Paula

translated by Katy Derbyshire

‘Sandra Hoffmann is one of Germany’s most exciting contemporary writers. […] An incredibly dense, finely woven text that immediately grabs you and pulls you mercilessly in.’ Brigitte Woman.

Sandra Hoffmann’s »Paula« is a moving piece of autofiction about the writer’s relationship to her grandmother, a devout Swabian Catholic who refused to reveal who fathered her child in 1946. Growing up in a family where silence reigns, Hoffmann asks: What kind of person, what kind of writer, does this environment produce?

‘What makes a person?’ asks the narrator of Paula, as she sets out on a quest for the woman behind her elusive late grandmother.
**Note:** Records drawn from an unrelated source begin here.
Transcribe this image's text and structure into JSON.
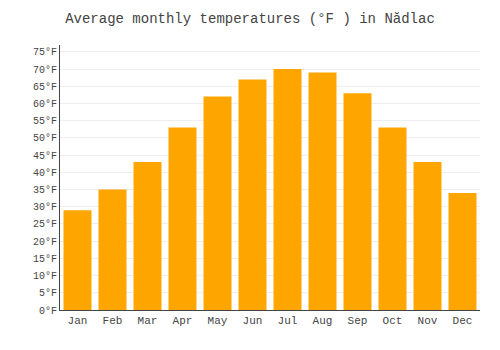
{
  "chart_data": {
    "type": "bar",
    "title": "Average monthly temperatures (°F ) in Nădlac",
    "categories": [
      "Jan",
      "Feb",
      "Mar",
      "Apr",
      "May",
      "Jun",
      "Jul",
      "Aug",
      "Sep",
      "Oct",
      "Nov",
      "Dec"
    ],
    "values": [
      29,
      35,
      43,
      53,
      62,
      67,
      70,
      69,
      63,
      53,
      43,
      34
    ],
    "color": "#FFA500",
    "ylim": [
      0,
      77
    ],
    "yticks": [
      {
        "value": 0,
        "label": "0°F"
      },
      {
        "value": 5,
        "label": "5°F"
      },
      {
        "value": 10,
        "label": "10°F"
      },
      {
        "value": 15,
        "label": "15°F"
      },
      {
        "value": 20,
        "label": "20°F"
      },
      {
        "value": 25,
        "label": "25°F"
      },
      {
        "value": 30,
        "label": "30°F"
      },
      {
        "value": 35,
        "label": "35°F"
      },
      {
        "value": 40,
        "label": "40°F"
      },
      {
        "value": 45,
        "label": "45°F"
      },
      {
        "value": 50,
        "label": "50°F"
      },
      {
        "value": 55,
        "label": "55°F"
      },
      {
        "value": 60,
        "label": "60°F"
      },
      {
        "value": 65,
        "label": "65°F"
      },
      {
        "value": 70,
        "label": "70°F"
      },
      {
        "value": 75,
        "label": "75°F"
      }
    ],
    "grid": true
  }
}
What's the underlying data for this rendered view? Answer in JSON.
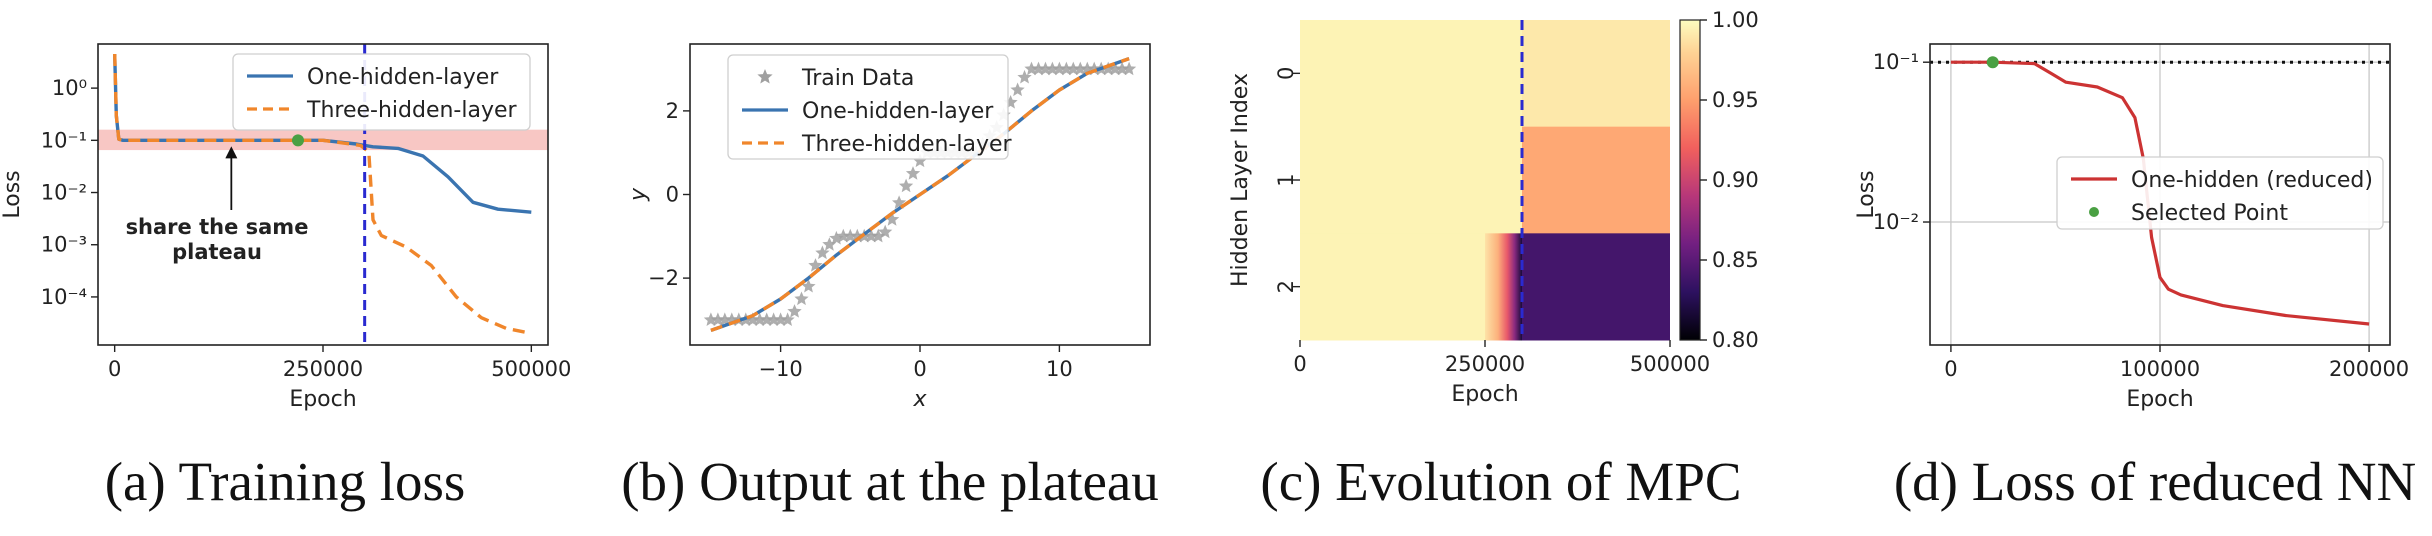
{
  "colors": {
    "blue": "#3a74b0",
    "orange": "#f0862b",
    "red": "#cc3333",
    "green": "#4aa043",
    "gray": "#a0a0a0",
    "vline": "#2a2ad0",
    "band": "#f6b4b0"
  },
  "chart_data": [
    {
      "id": "a",
      "type": "line",
      "caption": "(a) Training loss",
      "xlabel": "Epoch",
      "ylabel": "Loss",
      "yscale": "log",
      "xlim": [
        -20000,
        520000
      ],
      "ylim": [
        1.2e-05,
        7
      ],
      "xticks": [
        0,
        250000,
        500000
      ],
      "xticklabels": [
        "0",
        "250000",
        "500000"
      ],
      "yticks": [
        1,
        0.1,
        0.01,
        0.001,
        0.0001
      ],
      "yticklabels": [
        "10⁰",
        "10⁻¹",
        "10⁻²",
        "10⁻³",
        "10⁻⁴"
      ],
      "legend": "top-right",
      "series": [
        {
          "name": "One-hidden-layer",
          "color": "blue",
          "dash": "solid",
          "x": [
            0,
            2000,
            5000,
            10000,
            50000,
            150000,
            250000,
            290000,
            310000,
            340000,
            370000,
            400000,
            430000,
            460000,
            500000
          ],
          "y": [
            4.5,
            0.3,
            0.105,
            0.1,
            0.1,
            0.1,
            0.1,
            0.085,
            0.075,
            0.07,
            0.05,
            0.02,
            0.0065,
            0.0048,
            0.0042
          ]
        },
        {
          "name": "Three-hidden-layer",
          "color": "orange",
          "dash": "dashed",
          "x": [
            0,
            2000,
            5000,
            10000,
            50000,
            150000,
            250000,
            295000,
            305000,
            310000,
            320000,
            350000,
            380000,
            410000,
            440000,
            470000,
            500000
          ],
          "y": [
            4.5,
            0.3,
            0.105,
            0.1,
            0.1,
            0.1,
            0.1,
            0.08,
            0.06,
            0.003,
            0.0015,
            0.0009,
            0.0004,
            0.0001,
            4e-05,
            2.5e-05,
            2e-05
          ]
        }
      ],
      "band": {
        "ymin": 0.065,
        "ymax": 0.16
      },
      "vline": 300000,
      "point": {
        "x": 220000,
        "y": 0.1
      },
      "annotation": {
        "text_lines": [
          "share the same",
          "plateau"
        ],
        "arrow_to": {
          "x": 140000,
          "y": 0.1
        }
      }
    },
    {
      "id": "b",
      "type": "line",
      "caption": "(b) Output at the plateau",
      "xlabel": "x",
      "ylabel": "y",
      "xlim": [
        -16.5,
        16.5
      ],
      "ylim": [
        -3.6,
        3.6
      ],
      "xticks": [
        -10,
        0,
        10
      ],
      "xticklabels": [
        "−10",
        "0",
        "10"
      ],
      "yticks": [
        2,
        0,
        -2
      ],
      "yticklabels": [
        "2",
        "0",
        "−2"
      ],
      "legend": "top-left",
      "series": [
        {
          "name": "Train Data",
          "color": "gray",
          "marker": "star",
          "x": [
            -15,
            -14.5,
            -14,
            -13.5,
            -13,
            -12.5,
            -12,
            -11.5,
            -11,
            -10.5,
            -10,
            -9.5,
            -9,
            -8.5,
            -8,
            -7.5,
            -7,
            -6.5,
            -6,
            -5.5,
            -5,
            -4.5,
            -4,
            -3.5,
            -3,
            -2.5,
            -2,
            -1.5,
            -1,
            -0.5,
            0,
            0.5,
            1,
            1.5,
            2,
            2.5,
            3,
            3.5,
            4,
            4.5,
            5,
            5.5,
            6,
            6.5,
            7,
            7.5,
            8,
            8.5,
            9,
            9.5,
            10,
            10.5,
            11,
            11.5,
            12,
            12.5,
            13,
            13.5,
            14,
            14.5,
            15
          ],
          "y": [
            -3,
            -3,
            -3,
            -3,
            -3,
            -3,
            -3,
            -3,
            -3,
            -3,
            -3,
            -3,
            -2.8,
            -2.5,
            -2.2,
            -1.7,
            -1.4,
            -1.2,
            -1.05,
            -1,
            -1,
            -1,
            -1,
            -1,
            -1,
            -0.9,
            -0.6,
            -0.2,
            0.2,
            0.5,
            0.8,
            1,
            1,
            1,
            1,
            1,
            1,
            1,
            1,
            1.2,
            1.4,
            1.6,
            1.9,
            2.2,
            2.5,
            2.8,
            3,
            3,
            3,
            3,
            3,
            3,
            3,
            3,
            3,
            3,
            3,
            3,
            3,
            3,
            3
          ]
        },
        {
          "name": "One-hidden-layer",
          "color": "blue",
          "dash": "solid",
          "x": [
            -15,
            -12,
            -10,
            -8,
            -6,
            -4,
            -2,
            0,
            2,
            4,
            6,
            8,
            10,
            12,
            15
          ],
          "y": [
            -3.25,
            -2.9,
            -2.5,
            -2.0,
            -1.45,
            -0.95,
            -0.45,
            0.0,
            0.45,
            0.95,
            1.45,
            2.0,
            2.5,
            2.9,
            3.25
          ]
        },
        {
          "name": "Three-hidden-layer",
          "color": "orange",
          "dash": "dashed",
          "x": [
            -15,
            -12,
            -10,
            -8,
            -6,
            -4,
            -2,
            0,
            2,
            4,
            6,
            8,
            10,
            12,
            15
          ],
          "y": [
            -3.25,
            -2.9,
            -2.5,
            -2.0,
            -1.45,
            -0.95,
            -0.45,
            0.0,
            0.45,
            0.95,
            1.45,
            2.0,
            2.5,
            2.9,
            3.25
          ]
        }
      ]
    },
    {
      "id": "c",
      "type": "heatmap",
      "caption": "(c) Evolution of MPC",
      "xlabel": "Epoch",
      "ylabel": "Hidden Layer Index",
      "xlim": [
        0,
        500000
      ],
      "xticks": [
        0,
        250000,
        500000
      ],
      "xticklabels": [
        "0",
        "250000",
        "500000"
      ],
      "rows": [
        "0",
        "1",
        "2"
      ],
      "colorbar": {
        "min": 0.8,
        "max": 1.0,
        "ticks": [
          "1.00",
          "0.95",
          "0.90",
          "0.85",
          "0.80"
        ],
        "tick_values": [
          1.0,
          0.95,
          0.9,
          0.85,
          0.8
        ]
      },
      "values": [
        {
          "row": "0",
          "segments": [
            {
              "x0": 0,
              "x1": 300000,
              "v": 0.995
            },
            {
              "x0": 300000,
              "x1": 500000,
              "v": 0.99
            }
          ]
        },
        {
          "row": "1",
          "segments": [
            {
              "x0": 0,
              "x1": 300000,
              "v": 0.995
            },
            {
              "x0": 300000,
              "x1": 500000,
              "v": 0.955
            }
          ]
        },
        {
          "row": "2",
          "segments": [
            {
              "x0": 0,
              "x1": 250000,
              "v": 0.995
            },
            {
              "x0": 250000,
              "x1": 300000,
              "v": "gradient",
              "from": 0.995,
              "to": 0.8
            },
            {
              "x0": 300000,
              "x1": 500000,
              "v": 0.84
            }
          ]
        }
      ],
      "vline": 300000
    },
    {
      "id": "d",
      "type": "line",
      "caption": "(d) Loss of reduced NN",
      "xlabel": "Epoch",
      "ylabel": "Loss",
      "yscale": "log",
      "grid": true,
      "xlim": [
        -10000,
        210000
      ],
      "ylim": [
        0.0017,
        0.13
      ],
      "xticks": [
        0,
        100000,
        200000
      ],
      "xticklabels": [
        "0",
        "100000",
        "200000"
      ],
      "yticks": [
        0.1,
        0.01
      ],
      "yticklabels": [
        "10⁻¹",
        "10⁻²"
      ],
      "legend": "center-right",
      "series": [
        {
          "name": "One-hidden (reduced)",
          "color": "red",
          "dash": "solid",
          "x": [
            0,
            20000,
            40000,
            48000,
            55000,
            70000,
            82000,
            88000,
            92000,
            96000,
            100000,
            104000,
            110000,
            130000,
            160000,
            200000
          ],
          "y": [
            0.1,
            0.1,
            0.098,
            0.085,
            0.075,
            0.07,
            0.06,
            0.045,
            0.025,
            0.008,
            0.0045,
            0.0038,
            0.0035,
            0.003,
            0.0026,
            0.0023
          ]
        },
        {
          "name": "Selected Point",
          "color": "green",
          "marker": "dot",
          "x": [
            20000
          ],
          "y": [
            0.1
          ]
        }
      ],
      "hline": 0.1
    }
  ]
}
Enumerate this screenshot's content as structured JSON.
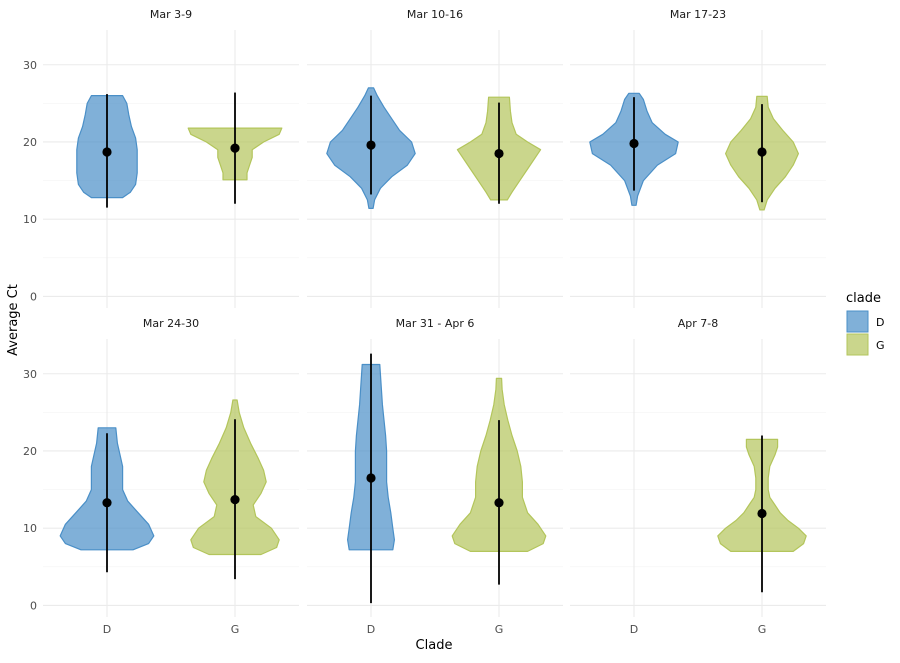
{
  "chart_data": {
    "type": "violin",
    "xlabel": "Clade",
    "ylabel": "Average Ct",
    "ylim": [
      -1.5,
      34.5
    ],
    "y_ticks": [
      0,
      10,
      20,
      30
    ],
    "categories": [
      "D",
      "G"
    ],
    "legend": {
      "title": "clade",
      "position": "right",
      "entries": [
        {
          "label": "D",
          "color": "#4a8fc7"
        },
        {
          "label": "G",
          "color": "#b3c55b"
        }
      ]
    },
    "colors": {
      "D": "#4a8fc7",
      "G": "#b3c55b"
    },
    "panels": [
      {
        "title": "Mar 3-9",
        "series": [
          {
            "clade": "D",
            "mean": 18.7,
            "line_low": 11.5,
            "line_high": 26.2,
            "violin": [
              [
                12.8,
                0.3
              ],
              [
                13.5,
                0.45
              ],
              [
                14.5,
                0.55
              ],
              [
                16,
                0.58
              ],
              [
                17.5,
                0.58
              ],
              [
                19,
                0.58
              ],
              [
                20.5,
                0.55
              ],
              [
                22,
                0.47
              ],
              [
                23.5,
                0.42
              ],
              [
                25,
                0.38
              ],
              [
                26,
                0.3
              ]
            ]
          },
          {
            "clade": "G",
            "mean": 19.2,
            "line_low": 12,
            "line_high": 26.4,
            "violin": [
              [
                15.1,
                0.23
              ],
              [
                16,
                0.23
              ],
              [
                17,
                0.28
              ],
              [
                18,
                0.33
              ],
              [
                19,
                0.33
              ],
              [
                20,
                0.55
              ],
              [
                21,
                0.85
              ],
              [
                21.8,
                0.9
              ]
            ]
          }
        ]
      },
      {
        "title": "Mar 10-16",
        "series": [
          {
            "clade": "D",
            "mean": 19.6,
            "line_low": 13.2,
            "line_high": 26,
            "violin": [
              [
                11.4,
                0.04
              ],
              [
                12.5,
                0.07
              ],
              [
                14,
                0.18
              ],
              [
                15.5,
                0.4
              ],
              [
                17,
                0.7
              ],
              [
                18.5,
                0.85
              ],
              [
                20,
                0.78
              ],
              [
                21.5,
                0.55
              ],
              [
                23,
                0.4
              ],
              [
                24.5,
                0.25
              ],
              [
                26,
                0.12
              ],
              [
                27,
                0.05
              ]
            ]
          },
          {
            "clade": "G",
            "mean": 18.5,
            "line_low": 12,
            "line_high": 25.1,
            "violin": [
              [
                12.5,
                0.16
              ],
              [
                13.5,
                0.25
              ],
              [
                15,
                0.4
              ],
              [
                16.5,
                0.55
              ],
              [
                18,
                0.7
              ],
              [
                19,
                0.8
              ],
              [
                20,
                0.55
              ],
              [
                21,
                0.33
              ],
              [
                22.5,
                0.25
              ],
              [
                24,
                0.22
              ],
              [
                25.8,
                0.2
              ]
            ]
          }
        ]
      },
      {
        "title": "Mar 17-23",
        "series": [
          {
            "clade": "D",
            "mean": 19.8,
            "line_low": 13.7,
            "line_high": 25.8,
            "violin": [
              [
                11.8,
                0.04
              ],
              [
                13,
                0.07
              ],
              [
                15,
                0.18
              ],
              [
                17,
                0.45
              ],
              [
                18.5,
                0.8
              ],
              [
                20,
                0.85
              ],
              [
                21,
                0.6
              ],
              [
                22.5,
                0.35
              ],
              [
                24,
                0.25
              ],
              [
                25.5,
                0.18
              ],
              [
                26.3,
                0.1
              ]
            ]
          },
          {
            "clade": "G",
            "mean": 18.7,
            "line_low": 12.2,
            "line_high": 24.9,
            "violin": [
              [
                11.2,
                0.04
              ],
              [
                12.5,
                0.1
              ],
              [
                14,
                0.25
              ],
              [
                15.5,
                0.45
              ],
              [
                17,
                0.6
              ],
              [
                18.5,
                0.7
              ],
              [
                20,
                0.6
              ],
              [
                21.5,
                0.4
              ],
              [
                23,
                0.22
              ],
              [
                24.5,
                0.12
              ],
              [
                25.9,
                0.1
              ]
            ]
          }
        ]
      },
      {
        "title": "Mar 24-30",
        "series": [
          {
            "clade": "D",
            "mean": 13.3,
            "line_low": 4.3,
            "line_high": 22.3,
            "violin": [
              [
                7.2,
                0.5
              ],
              [
                8,
                0.8
              ],
              [
                9,
                0.9
              ],
              [
                10.5,
                0.8
              ],
              [
                12,
                0.6
              ],
              [
                13.5,
                0.4
              ],
              [
                15,
                0.3
              ],
              [
                16.5,
                0.3
              ],
              [
                18,
                0.3
              ],
              [
                19.5,
                0.25
              ],
              [
                21,
                0.2
              ],
              [
                23,
                0.17
              ]
            ]
          },
          {
            "clade": "G",
            "mean": 13.7,
            "line_low": 3.4,
            "line_high": 24.1,
            "violin": [
              [
                6.6,
                0.5
              ],
              [
                7.5,
                0.8
              ],
              [
                8.5,
                0.85
              ],
              [
                10,
                0.7
              ],
              [
                11.5,
                0.4
              ],
              [
                13,
                0.35
              ],
              [
                14.5,
                0.5
              ],
              [
                16,
                0.6
              ],
              [
                17.5,
                0.55
              ],
              [
                19,
                0.45
              ],
              [
                21,
                0.3
              ],
              [
                23,
                0.17
              ],
              [
                25,
                0.08
              ],
              [
                26.6,
                0.04
              ]
            ]
          }
        ]
      },
      {
        "title": "Mar 31 - Apr 6",
        "series": [
          {
            "clade": "D",
            "mean": 16.5,
            "line_low": 0.3,
            "line_high": 32.6,
            "violin": [
              [
                7.2,
                0.42
              ],
              [
                8.5,
                0.45
              ],
              [
                10,
                0.42
              ],
              [
                12,
                0.38
              ],
              [
                14,
                0.33
              ],
              [
                16,
                0.3
              ],
              [
                18,
                0.3
              ],
              [
                20,
                0.3
              ],
              [
                22,
                0.28
              ],
              [
                24,
                0.25
              ],
              [
                26,
                0.22
              ],
              [
                28,
                0.2
              ],
              [
                30,
                0.18
              ],
              [
                31.2,
                0.17
              ]
            ]
          },
          {
            "clade": "G",
            "mean": 13.3,
            "line_low": 2.7,
            "line_high": 24.0,
            "violin": [
              [
                7,
                0.55
              ],
              [
                8,
                0.85
              ],
              [
                9,
                0.9
              ],
              [
                10.5,
                0.75
              ],
              [
                12,
                0.55
              ],
              [
                14,
                0.45
              ],
              [
                16,
                0.45
              ],
              [
                18,
                0.42
              ],
              [
                20,
                0.35
              ],
              [
                22,
                0.25
              ],
              [
                24,
                0.17
              ],
              [
                26,
                0.1
              ],
              [
                28,
                0.06
              ],
              [
                29.4,
                0.05
              ]
            ]
          }
        ]
      },
      {
        "title": "Apr 7-8",
        "series": [
          {
            "clade": "G",
            "mean": 11.9,
            "line_low": 1.7,
            "line_high": 22.0,
            "violin": [
              [
                7,
                0.6
              ],
              [
                8,
                0.8
              ],
              [
                9,
                0.85
              ],
              [
                10,
                0.7
              ],
              [
                11,
                0.5
              ],
              [
                12,
                0.35
              ],
              [
                13,
                0.25
              ],
              [
                14,
                0.15
              ],
              [
                15,
                0.12
              ],
              [
                16.5,
                0.12
              ],
              [
                18,
                0.15
              ],
              [
                19.5,
                0.25
              ],
              [
                20.5,
                0.3
              ],
              [
                21.5,
                0.3
              ]
            ]
          }
        ]
      }
    ]
  }
}
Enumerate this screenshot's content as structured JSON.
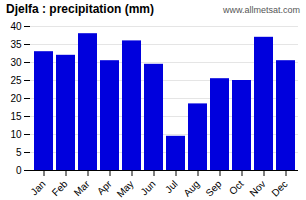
{
  "chart_data": {
    "type": "bar",
    "title": "Djelfa : precipitation (mm)",
    "categories": [
      "Jan",
      "Feb",
      "Mar",
      "Apr",
      "May",
      "Jun",
      "Jul",
      "Aug",
      "Sep",
      "Oct",
      "Nov",
      "Dec"
    ],
    "values": [
      33,
      32,
      38,
      30.5,
      36,
      29.5,
      9.5,
      18.5,
      25.5,
      25,
      37,
      30.5
    ],
    "color": "#0000dd",
    "ylim": [
      0,
      40
    ],
    "yticks": [
      0,
      5,
      10,
      15,
      20,
      25,
      30,
      35,
      40
    ],
    "grid": true,
    "annotation": "www.allmetsat.com"
  }
}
A memoir written not to reminisce, but to smash the silence that sneaks up on all families ‘like a virus’: this is autofiction at its most meaningful, tapping into her child’s spry imagination to fill in the gaps of wizened adult memory. There is so much clear-headed and effortless wisdom in Paula, and we have Katy Derbyshire to thank for an English text that reads just as clearly and effortlessly.’

Sophie Hughes, translator of Fernanda Melchor

Winner of the Hans Fallada Prize 2018

Reviews

"Sandra Hoffmann is one of Germany’s most exciting contemporary writers. [...] An incredibly dense, finely woven text that immediately grabs you and pulls you mercilessly in."

Brigitte Woman

"[Hoffmann] creates a biography that goes beyond the individual destiny of the cleaning lady Paula. [...] A clever and touching book of memories."

Deutschlandfunk Kultur

"Paula is a touching piece of contemporary history, in which the writer artfully links reality and fiction and sketches a cautious portrait of a woman who had to deal with repeated blows of fate during World War II and the post-war era."

Hans Fallada Prize 2017

"Hoffmann’s novel is a book of memories that faces up to the writer’s own history and family. Sandra Hoffmann does so by turns gently, touchingly, drastically; but always truthfully. Her writing is marked out by clarity and intense density. There is always a brightness shining into her work, a brightness aware of the dark."

Deutschlandfunk

"Sandra Hoffmann’s new book Paula revolves undisguisedly around her own childhood, her difficult grandmother. Despite its introspection, we also find out plenty about our own society, about war and trauma."

Süddeutsche Zeitung

"Sandra Hoffmann approaches what nobody speaks about. The scraps of memory, tiny imaginings that form a leifmotif in the book. […] The narrator refuses to sugar-coat a thing. That too makes this small book a big reading experience."

SWR2

"All of this is narrated on different time levels, densely atmospheric, skilfully interweaving past and present, and the writer needs only 158 pages to tell the essence of her story. [..] Despite the brevity, the narrator creates a vivid picture of a generation and an era."